I’m sure you’ve seen the news reports this week about the outbreak of swine flu in Mexico and that it has been confirmed in the U.S., in at least 11 states. Janet Napolitano, the Secretary of the Department of Homeland Security, has declared a public heath emergency.
Anytime there is a global headline of a pandemic or emergency it attracts attention and people want as much information as possible to protect their families. Scammers know this and prey on these emotions to lure you into becoming a victim.
Schemes could be in the form of malware or spyware that gets downloaded onto your computer when you open an email about swine flu or it could be someone trying to scam you out of spending money to protect yourself. There are scammers selling a “Swine Flu Survival Guide” document and online pharmacies selling “swine flu vaccines.”
Don’t become a victim:
Avoid opening email from an unknown source and do not click any links in the body of an email or open any attachments. Be safe – just delete it!

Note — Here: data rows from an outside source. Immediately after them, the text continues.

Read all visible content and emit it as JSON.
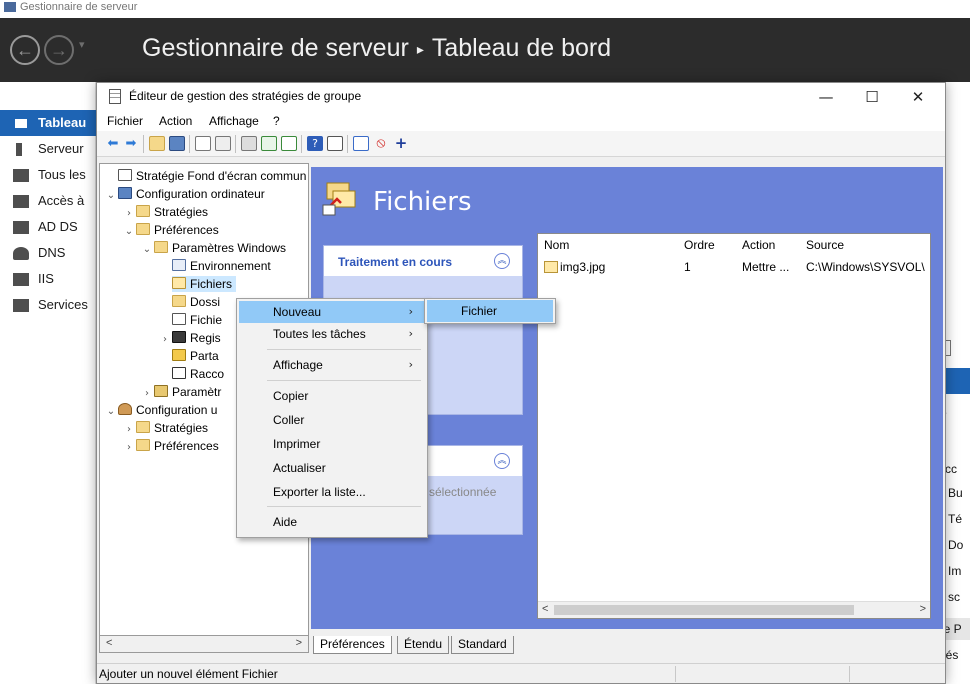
{
  "server_manager": {
    "title_text": "Gestionnaire de serveur",
    "header_app": "Gestionnaire de serveur",
    "header_sep": "▸",
    "header_page": "Tableau de bord",
    "nav": [
      "Tableau",
      "Serveur",
      "Tous les",
      "Accès à",
      "AD DS",
      "DNS",
      "IIS",
      "Services"
    ],
    "right_fragments": [
      "er",
      "Acc",
      "Bu",
      "Té",
      "Do",
      "Im",
      "sc",
      "Ce P",
      "Rés"
    ]
  },
  "gpo_editor": {
    "title": "Éditeur de gestion des stratégies de groupe",
    "window_buttons": {
      "minimize": "—",
      "maximize": "☐",
      "close": "✕"
    },
    "menu": [
      "Fichier",
      "Action",
      "Affichage",
      "?"
    ],
    "tree": [
      {
        "label": "Stratégie Fond d'écran commun",
        "level": 0,
        "expander": "",
        "icon": "doc"
      },
      {
        "label": "Configuration ordinateur",
        "level": 0,
        "expander": "v",
        "icon": "comp"
      },
      {
        "label": "Stratégies",
        "level": 1,
        "expander": ">",
        "icon": "folder"
      },
      {
        "label": "Préférences",
        "level": 1,
        "expander": "v",
        "icon": "folder"
      },
      {
        "label": "Paramètres Windows",
        "level": 2,
        "expander": "v",
        "icon": "folder"
      },
      {
        "label": "Environnement",
        "level": 3,
        "expander": "",
        "icon": "env"
      },
      {
        "label": "Fichiers",
        "level": 3,
        "expander": "",
        "icon": "file"
      },
      {
        "label": "Dossi",
        "level": 3,
        "expander": "",
        "icon": "folder"
      },
      {
        "label": "Fichie",
        "level": 3,
        "expander": "",
        "icon": "doc"
      },
      {
        "label": "Regis",
        "level": 3,
        "expander": ">",
        "icon": "reg"
      },
      {
        "label": "Parta",
        "level": 3,
        "expander": "",
        "icon": "share"
      },
      {
        "label": "Racco",
        "level": 3,
        "expander": "",
        "icon": "link"
      },
      {
        "label": "Paramètr",
        "level": 2,
        "expander": ">",
        "icon": "param"
      },
      {
        "label": "Configuration u",
        "level": 0,
        "expander": "v",
        "icon": "user"
      },
      {
        "label": "Stratégies",
        "level": 1,
        "expander": ">",
        "icon": "folder"
      },
      {
        "label": "Préférences",
        "level": 1,
        "expander": ">",
        "icon": "folder"
      }
    ],
    "content_title": "Fichiers",
    "panel1_label": "Traitement en cours",
    "panel2_text": "e sélectionnée",
    "columns": [
      "Nom",
      "Ordre",
      "Action",
      "Source"
    ],
    "rows": [
      {
        "name": "img3.jpg",
        "order": "1",
        "action": "Mettre ...",
        "source": "C:\\Windows\\SYSVOL\\"
      }
    ],
    "tabs": [
      "Préférences",
      "Étendu",
      "Standard"
    ],
    "status": "Ajouter un nouvel élément Fichier"
  },
  "context_menu": {
    "items": [
      {
        "label": "Nouveau",
        "submenu": true
      },
      {
        "label": "Toutes les tâches",
        "submenu": true
      },
      {
        "label": "Affichage",
        "submenu": true
      },
      {
        "label": "Copier",
        "submenu": false
      },
      {
        "label": "Coller",
        "submenu": false
      },
      {
        "label": "Imprimer",
        "submenu": false
      },
      {
        "label": "Actualiser",
        "submenu": false
      },
      {
        "label": "Exporter la liste...",
        "submenu": false
      },
      {
        "label": "Aide",
        "submenu": false
      }
    ],
    "submenu_item": "Fichier"
  },
  "colors": {
    "accent": "#1e64b4",
    "content_bg": "#6a82d8",
    "menu_highlight": "#91c9f7",
    "header_bg": "#2c2c2c"
  }
}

Make sure your anti-virus and anti-spyware software is up-to-date and all operating system security patches have been installed.
Don’t believe online offers for vaccinations against swine flu, if you have symptoms, call your doctor.
Always rely on trusted sources for information such as the Centers for Disease Control and Prevention (CDC). Posts are at: www.cdc.gov/swineflu.
Always do business with BBB Accredited Businesses, search our Accredited Business Directory.
Fears of a pandemic are not new to us, if you remember in 2003 an outbreak of Severe Acute Respiratory Syndrome (SARS) occurred, and in 2006 bird flu was a concern. Hopefully this too shall pass and we will rely on the experts to decide what we need to do to prepare if it does not. In the meantime, make sure to exercise extreme caution on the internet or in your inbox relating to swine flu.